Understanding the decision process

In addition, the researchers decided to build a dynamical model from first principles. This was because, while useful, DQN is somewhat of a black box that makes it hard to know the internal mechanisms underlying each strategy.

The authors built on bistable attractor models, classically used to model solo decision-making, to see how different parameters, such as value input, decision noise, and sensitivity to initial conditions, can influence the dynamics of the decision process within a trial, across trial conditions, and across the solo and social contexts. The team plan to use this model as a framework to make predictions of brain mechanisms and understand neural activity and perturbations in the future.

Next steps

“Now we have a behavioural and theoretical framework to probe social decision-making by extending approaches used in solo decision-making studies. This means that going forward we have a solid foundation for interpreting neural data and perturbations of neural circuits during “football”-like behaviours in mice,” explained Dr Duan.

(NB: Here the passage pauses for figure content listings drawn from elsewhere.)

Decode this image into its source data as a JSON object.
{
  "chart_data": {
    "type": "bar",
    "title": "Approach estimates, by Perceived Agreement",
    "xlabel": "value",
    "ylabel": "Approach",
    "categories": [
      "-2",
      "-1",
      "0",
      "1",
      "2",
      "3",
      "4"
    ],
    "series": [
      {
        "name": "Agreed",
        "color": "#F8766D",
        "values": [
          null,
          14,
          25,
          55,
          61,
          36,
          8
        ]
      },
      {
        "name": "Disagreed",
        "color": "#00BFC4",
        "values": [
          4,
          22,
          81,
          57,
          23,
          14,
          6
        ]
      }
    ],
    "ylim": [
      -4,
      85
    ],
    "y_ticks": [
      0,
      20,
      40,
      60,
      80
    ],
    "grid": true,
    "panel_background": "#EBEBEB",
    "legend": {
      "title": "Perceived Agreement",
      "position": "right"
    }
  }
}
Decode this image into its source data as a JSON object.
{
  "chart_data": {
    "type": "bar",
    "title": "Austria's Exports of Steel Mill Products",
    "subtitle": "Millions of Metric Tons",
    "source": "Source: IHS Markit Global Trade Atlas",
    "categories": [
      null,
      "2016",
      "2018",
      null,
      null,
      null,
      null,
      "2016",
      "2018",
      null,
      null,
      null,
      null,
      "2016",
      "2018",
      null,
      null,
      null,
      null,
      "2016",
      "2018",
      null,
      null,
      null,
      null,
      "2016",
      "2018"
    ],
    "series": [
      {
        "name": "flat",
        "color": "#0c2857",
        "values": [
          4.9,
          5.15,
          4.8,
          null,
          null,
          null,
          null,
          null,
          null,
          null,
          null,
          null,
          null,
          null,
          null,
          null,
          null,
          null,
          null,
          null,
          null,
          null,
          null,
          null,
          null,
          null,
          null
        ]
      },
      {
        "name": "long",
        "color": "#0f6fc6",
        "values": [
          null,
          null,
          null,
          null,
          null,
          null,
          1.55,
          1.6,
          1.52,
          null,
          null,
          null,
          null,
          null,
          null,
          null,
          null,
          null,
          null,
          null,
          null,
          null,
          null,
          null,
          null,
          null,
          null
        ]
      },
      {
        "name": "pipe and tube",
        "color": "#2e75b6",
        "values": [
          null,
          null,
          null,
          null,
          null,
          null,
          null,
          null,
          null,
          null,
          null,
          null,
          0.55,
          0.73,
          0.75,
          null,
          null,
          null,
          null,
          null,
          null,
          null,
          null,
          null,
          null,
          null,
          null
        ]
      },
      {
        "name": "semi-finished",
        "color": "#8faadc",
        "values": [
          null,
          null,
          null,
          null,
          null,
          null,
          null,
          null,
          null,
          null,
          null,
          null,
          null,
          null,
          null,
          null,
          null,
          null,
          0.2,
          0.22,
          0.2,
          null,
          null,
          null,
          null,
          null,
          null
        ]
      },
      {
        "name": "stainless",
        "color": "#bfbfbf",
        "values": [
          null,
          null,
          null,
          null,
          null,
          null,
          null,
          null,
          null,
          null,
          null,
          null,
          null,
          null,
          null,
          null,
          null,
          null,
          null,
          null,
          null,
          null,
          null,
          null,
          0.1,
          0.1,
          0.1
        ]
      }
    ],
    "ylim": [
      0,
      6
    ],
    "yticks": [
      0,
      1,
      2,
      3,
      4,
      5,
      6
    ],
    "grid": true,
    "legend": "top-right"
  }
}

In the future, the team hope to explore the neural mechanisms underlying individual differences in behaviour. This could include things like sex, social dominance, and curriculum shaping.

They are also interested in investigating how wild type animals compare with mouse models of autism spectrum disorder (ASD).

“The complexity of this task means that we will be able to determine which individual components of decision-making are better, the same or worse, in mouse models of developmental disorders compared with their wild type littermates. This is one of the main future directions we are exploring in the longer term,” concluded Dr Duan.